Old Laws Can’t Do New Tricks
The CFAA is an old, blunt instrument, and trying to use it to solve a modern, complicated dispute between two companies will undermine open access to information on the Internet for everyone. As we said in our amicus brief:
The power to limit access to publicly available information on the Internet under color of the law should be dictated by carefully considered rules that balance the various competing policy interests. These rules should not allow the handful of companies that collect massive amounts of user data to reap the benefits of making that information publicly available online—i.e., more Internet traffic and thus more data and more eyes for advertisers—while at the same time limiting use of that public information via the force of criminal law.
LinkedIn’s Position Won’t Actually Protect Privacy
LinkedIn argues that imposing criminal liability for automated access of publicly available LinkedIn data would protect the privacy interests of LinkedIn users who decide to publish their information publicly, but that’s just not true. LinkedIn still wouldn’t have any meaningful control over who accesses the data and how they use it, because the data will still be freely available on the open Internet for malicious actors and anyone not within the jurisdiction of the United States to access and use however they wish. LinkedIn’s contractual use restrictions on automated access may provide an illusion of privacy—and deter law-abiding individuals and U.S.-based companies from using automated tools to access that data—but nothing more.
LinkedIn knows this.
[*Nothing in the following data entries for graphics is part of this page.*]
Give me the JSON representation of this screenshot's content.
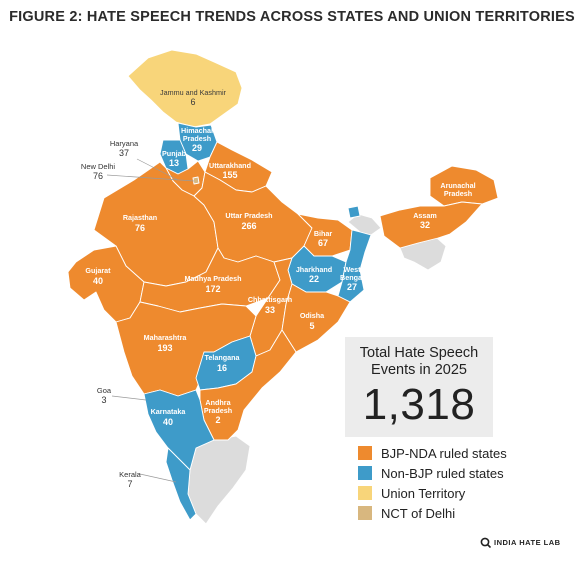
{
  "title": "FIGURE 2: HATE SPEECH TRENDS ACROSS STATES AND UNION TERRITORIES",
  "colors": {
    "bjp": "#EE8A2E",
    "non_bjp": "#3E9BC9",
    "ut": "#F8D57A",
    "delhi": "#D8B77F",
    "no_data": "#DCDCDC",
    "border": "#ffffff"
  },
  "regions": {
    "jk": {
      "name": "Jammu and Kashmir",
      "value": "6"
    },
    "hp": {
      "name": "Himachal Pradesh",
      "value": "29"
    },
    "punjab": {
      "name": "Punjab",
      "value": "13"
    },
    "uttarakhand": {
      "name": "Uttarakhand",
      "value": "155"
    },
    "rajasthan": {
      "name": "Rajasthan",
      "value": "76"
    },
    "up": {
      "name": "Uttar Pradesh",
      "value": "266"
    },
    "bihar": {
      "name": "Bihar",
      "value": "67"
    },
    "arunachal": {
      "name": "Arunachal Pradesh",
      "value": ""
    },
    "assam": {
      "name": "Assam",
      "value": "32"
    },
    "jharkhand": {
      "name": "Jharkhand",
      "value": "22"
    },
    "wb": {
      "name": "West Bengal",
      "value": "27"
    },
    "gujarat": {
      "name": "Gujarat",
      "value": "40"
    },
    "mp": {
      "name": "Madhya Pradesh",
      "value": "172"
    },
    "chhattisgarh": {
      "name": "Chhattisgarh",
      "value": "33"
    },
    "odisha": {
      "name": "Odisha",
      "value": "5"
    },
    "maharashtra": {
      "name": "Maharashtra",
      "value": "193"
    },
    "telangana": {
      "name": "Telangana",
      "value": "16"
    },
    "ap": {
      "name": "Andhra Pradesh",
      "value": "2"
    },
    "karnataka": {
      "name": "Karnataka",
      "value": "40"
    }
  },
  "callouts": {
    "haryana": {
      "name": "Haryana",
      "value": "37"
    },
    "delhi": {
      "name": "New Delhi",
      "value": "76"
    },
    "goa": {
      "name": "Goa",
      "value": "3"
    },
    "kerala": {
      "name": "Kerala",
      "value": "7"
    }
  },
  "total": {
    "label": "Total Hate Speech Events in 2025",
    "value": "1,318"
  },
  "legend": [
    {
      "label": "BJP-NDA ruled states",
      "color": "#EE8A2E"
    },
    {
      "label": "Non-BJP ruled states",
      "color": "#3E9BC9"
    },
    {
      "label": "Union Territory",
      "color": "#F8D57A"
    },
    {
      "label": "NCT of Delhi",
      "color": "#D8B77F"
    }
  ],
  "brand": "INDIA HATE LAB"
}
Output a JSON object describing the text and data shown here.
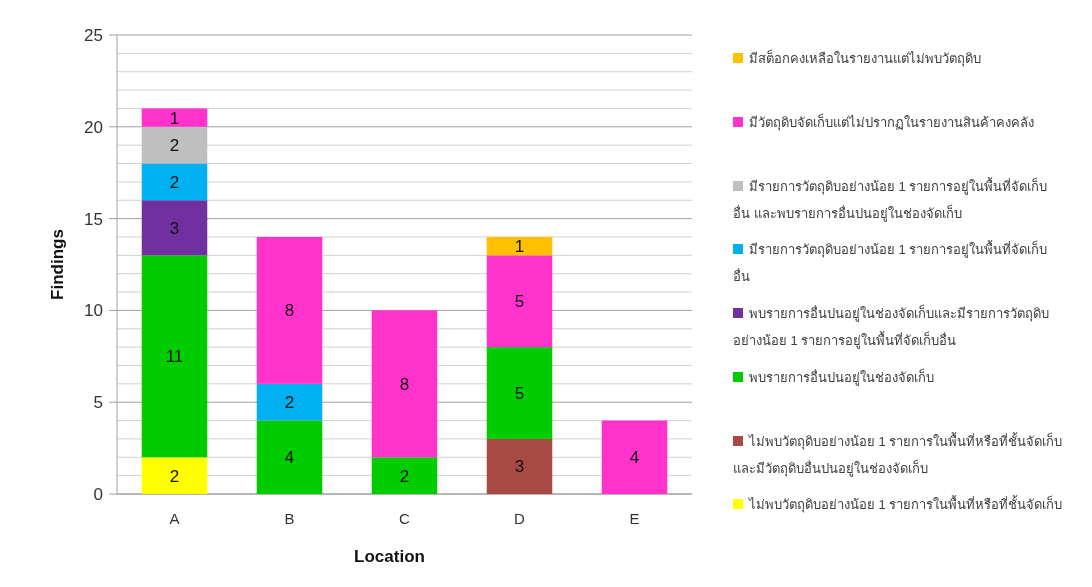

Its privacy policy acknowledges the inherent lack of privacy in data posted publicly and makes no promises to users about LinkedIn’s ability to protect it: “Please do not post or add personal data to your profile that you would not want to be publicly available.” LinkedIn shouldn’t be spreading misconceptions about the “privacy” of publicly posted data in court pleadings to advance its corporate interests.
LinkedIn Can’t Have Its Cake and Eat It, Too
The only way for LinkedIn to truly protect the privacy of its users’ is to make their profiles non-public—i.e., to put their information behind a username and password barrier. But instead its profiles are public by default. As LinkedIn itself admits, it benefits from that data remaining public and freely accessible on the Internet: open access on its platforms means more Internet traffic (and thus more data and more eyes for advertisers). As we told the court, “LinkedIn wants to ‘participate in the open Web’ but at the same time abuse the CFAA to avoid ‘accept[ing] the open trespass norms of the Web.’” We hope the court does not allow it.
Correction: An earlier version of this post stated that LinkedIn and the Electronic Privacy Information Center both argued that imposing criminal liability for automated access would protect the privacy interests of LinkedIn users. The post was updated to clarify that EPIC filed an amicus brief in the case in support of neither party, raising the privacy implications of the scope of the lower court's preliminary injunction order, which enjoined LinkedIn from blocking hiQ's access to publicly available user profiles, and not arguing in favor of criminal liability.